Combat can also be very unbalanced at times. To add persona-like elements to Etrian Odyssey’s combat, Persona Q2 encourages you to take down enemies and boost your fighters by attacking enemy weaknesses or landing critical hits, somewhat similar to Shin Megami Tensei IV. However, fighting sometimes feels so skewed towards weak exploitation that it can make the difference between a quick, temporary encounter and an elongated, messy fold.

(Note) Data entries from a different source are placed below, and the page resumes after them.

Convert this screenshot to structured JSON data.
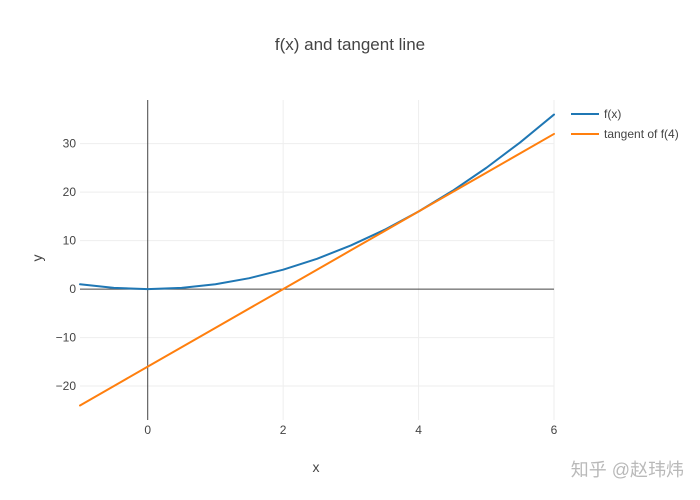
{
  "chart_data": {
    "type": "line",
    "title": "f(x) and tangent line",
    "xlabel": "x",
    "ylabel": "y",
    "xlim": [
      -1,
      6
    ],
    "ylim": [
      -27,
      39
    ],
    "x_ticks": [
      0,
      2,
      4,
      6
    ],
    "y_ticks": [
      -20,
      -10,
      0,
      10,
      20,
      30
    ],
    "grid": true,
    "legend_position": "top-right",
    "series": [
      {
        "name": "f(x)",
        "color": "#1f77b4",
        "x": [
          -1,
          -0.5,
          0,
          0.5,
          1,
          1.5,
          2,
          2.5,
          3,
          3.5,
          4,
          4.5,
          5,
          5.5,
          6
        ],
        "y": [
          1,
          0.25,
          0,
          0.25,
          1,
          2.25,
          4,
          6.25,
          9,
          12.25,
          16,
          20.25,
          25,
          30.25,
          36
        ]
      },
      {
        "name": "tangent of f(4)",
        "color": "#ff7f0e",
        "x": [
          -1,
          0,
          1,
          2,
          3,
          4,
          5,
          6
        ],
        "y": [
          -24,
          -16,
          -8,
          0,
          8,
          16,
          24,
          32
        ]
      }
    ]
  },
  "watermark": "知乎 @赵玮炜"
}
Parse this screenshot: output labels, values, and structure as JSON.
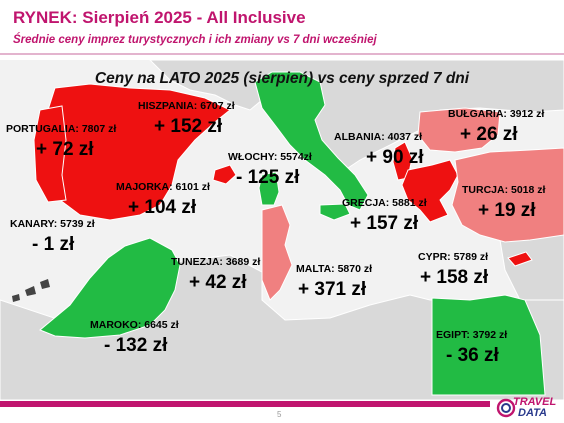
{
  "header": {
    "title": "RYNEK: Sierpień 2025 - All Inclusive",
    "subtitle": "Średnie ceny imprez turystycznych i ich zmiany vs 7 dni wcześniej"
  },
  "map_title": "Ceny na LATO 2025 (sierpień) vs ceny sprzed 7 dni",
  "colors": {
    "increase_strong": "#ee1111",
    "increase_mild": "#f08080",
    "decrease": "#22bb44",
    "land": "#d9d9d9",
    "sea": "#f2f2f2",
    "brand": "#c0156e"
  },
  "destinations": [
    {
      "id": "portugalia",
      "name": "PORTUGALIA: 7807 zł",
      "change": "+ 72 zł"
    },
    {
      "id": "hiszpania",
      "name": "HISZPANIA: 6707 zł",
      "change": "+ 152 zł"
    },
    {
      "id": "majorka",
      "name": "MAJORKA: 6101 zł",
      "change": "+ 104 zł"
    },
    {
      "id": "wlochy",
      "name": "WŁOCHY: 5574zł",
      "change": "- 125 zł"
    },
    {
      "id": "albania",
      "name": "ALBANIA: 4037 zł",
      "change": "+ 90 zł"
    },
    {
      "id": "bulgaria",
      "name": "BUŁGARIA: 3912 zł",
      "change": "+ 26 zł"
    },
    {
      "id": "turcja",
      "name": "TURCJA: 5018 zł",
      "change": "+ 19 zł"
    },
    {
      "id": "grecja",
      "name": "GRECJA: 5881 zł",
      "change": "+ 157 zł"
    },
    {
      "id": "kanary",
      "name": "KANARY: 5739 zł",
      "change": "- 1 zł"
    },
    {
      "id": "tunezja",
      "name": "TUNEZJA: 3689 zł",
      "change": "+ 42 zł"
    },
    {
      "id": "malta",
      "name": "MALTA: 5870 zł",
      "change": "+ 371 zł"
    },
    {
      "id": "cypr",
      "name": "CYPR: 5789 zł",
      "change": "+ 158 zł"
    },
    {
      "id": "maroko",
      "name": "MAROKO: 6645 zł",
      "change": "- 132 zł"
    },
    {
      "id": "egipt",
      "name": "EGIPT: 3792 zł",
      "change": "- 36 zł"
    }
  ],
  "footer": {
    "page_number": "5",
    "logo_line1": "TRAVEL",
    "logo_line2": "DATA"
  }
}
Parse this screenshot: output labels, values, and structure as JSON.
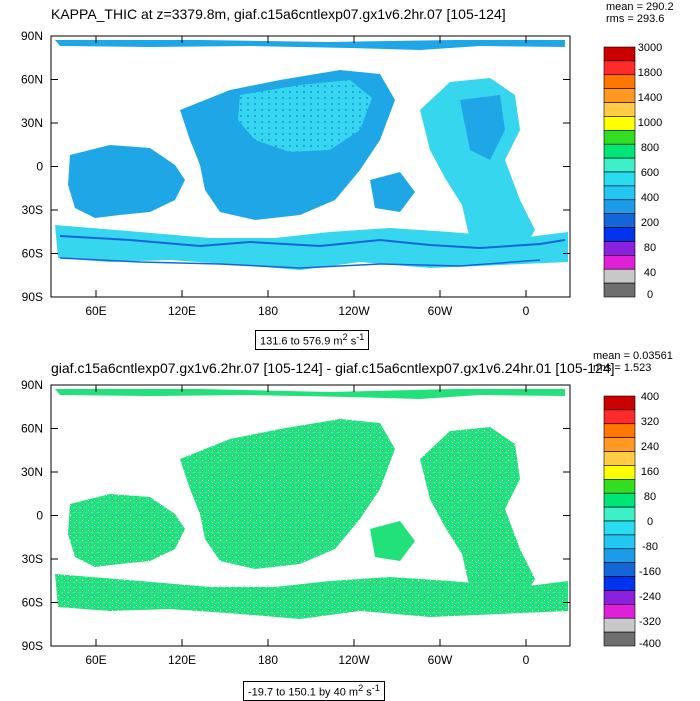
{
  "chart_data": [
    {
      "type": "heatmap",
      "title": "KAPPA_THIC at z=3379.8m, giaf.c15a6cntlexp07.gx1v6.2hr.07 [105-124]",
      "stats": {
        "mean_label": "mean = 290.2",
        "rms_label": "rms = 293.6"
      },
      "lat_ticks": [
        "90N",
        "60N",
        "30N",
        "0",
        "30S",
        "60S",
        "90S"
      ],
      "lon_ticks": [
        "60E",
        "120E",
        "180",
        "120W",
        "60W",
        "0"
      ],
      "range_label": "131.6 to 576.9 m",
      "range_units_sup": "2",
      "range_units_tail": " s",
      "range_units_sup2": "-1",
      "colorbar_labels": [
        "3000",
        "1800",
        "1400",
        "1000",
        "800",
        "600",
        "400",
        "200",
        "80",
        "40",
        "0"
      ],
      "colorbar_colors": [
        "#cc0000",
        "#ff2a2a",
        "#ff7700",
        "#ff9922",
        "#ffcc44",
        "#ffff00",
        "#33dd22",
        "#00e676",
        "#3df0c8",
        "#2adcf0",
        "#22c6f0",
        "#1c9be8",
        "#1466d8",
        "#0033ee",
        "#8a22dd",
        "#e020d8",
        "#c8c8c8",
        "#6e6e6e"
      ]
    },
    {
      "type": "heatmap",
      "title": "giaf.c15a6cntlexp07.gx1v6.2hr.07 [105-124] - giaf.c15a6cntlexp07.gx1v6.24hr.01 [105-124]",
      "stats": {
        "mean_label": "mean = 0.03561",
        "rms_label": "rms = 1.523"
      },
      "lat_ticks": [
        "90N",
        "60N",
        "30N",
        "0",
        "30S",
        "60S",
        "90S"
      ],
      "lon_ticks": [
        "60E",
        "120E",
        "180",
        "120W",
        "60W",
        "0"
      ],
      "range_label": "-19.7 to 150.1 by 40 m",
      "range_units_sup": "2",
      "range_units_tail": " s",
      "range_units_sup2": "-1",
      "colorbar_labels": [
        "400",
        "320",
        "240",
        "160",
        "80",
        "0",
        "-80",
        "-160",
        "-240",
        "-320",
        "-400"
      ],
      "colorbar_colors": [
        "#cc0000",
        "#ff2a2a",
        "#ff7700",
        "#ff9922",
        "#ffcc44",
        "#ffff00",
        "#33dd22",
        "#00e676",
        "#3df0c8",
        "#2adcf0",
        "#22c6f0",
        "#1c9be8",
        "#1466d8",
        "#0033ee",
        "#8a22dd",
        "#e020d8",
        "#c8c8c8",
        "#6e6e6e"
      ]
    }
  ],
  "colors": {
    "ocean_light": "#36d6ee",
    "ocean_mid": "#1ea6e6",
    "ocean_dark": "#1466d8",
    "diff_green": "#22e07a",
    "diff_cyan": "#42e6d0"
  }
}
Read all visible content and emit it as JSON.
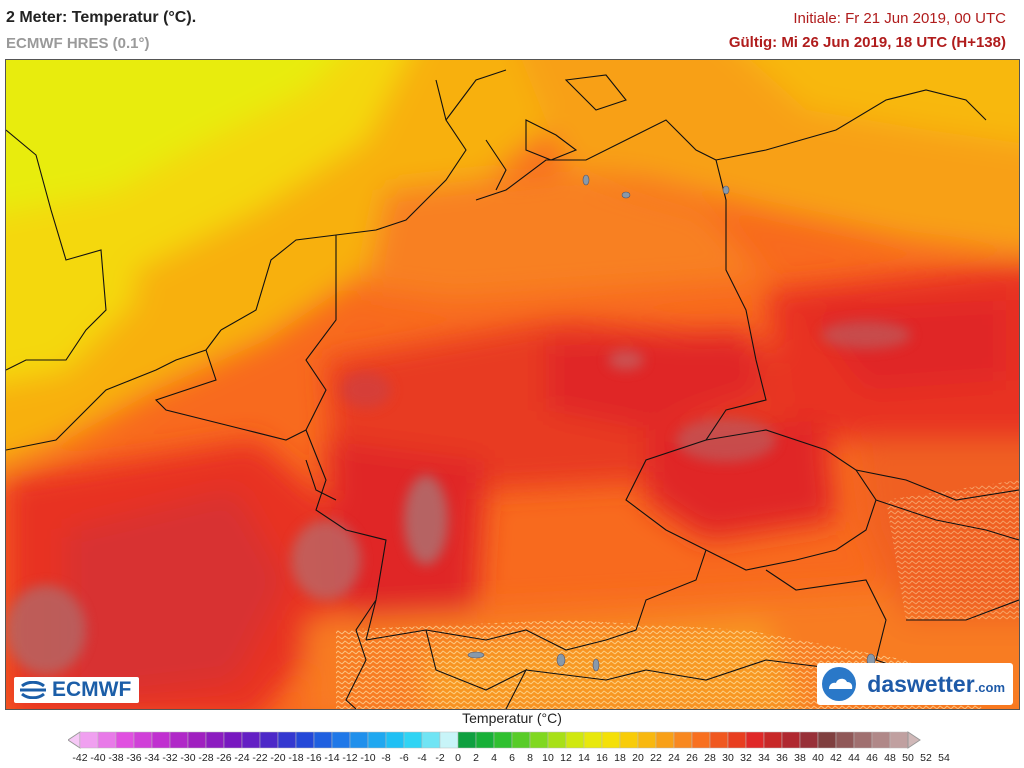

If you don’t have access to the skill that an enemy is weak for, you are generally forced into less effective physical combat to keep valuable skill points, and your ability to exit them goes out the window. It’s frustrating to wander into a new area, fight a new enemy, and then watch them mop the floor with your team because you don’t have the only thing they’re weak about on your current team. Fortunately, once you know and prepare for the enemy’s weaknesses in advance, it’s much more comfortable – but the trial and error process can be somewhat annoying.
Persona Q2 Review: Conclusion
But a few annoyances don’t drag Persona Q2 down significantly. As a dungeon crawler, it’s challenging and engaging, but it doesn’t feel overwhelming. As part of Persona fan service, it delivers the goods with delicious crossover character antics and fun themes. It all combines into a solid little RPG that can keep you hooked throughout the runtime. The curtains may close on the 3DS, but Persona Q2 is a great way to end the show.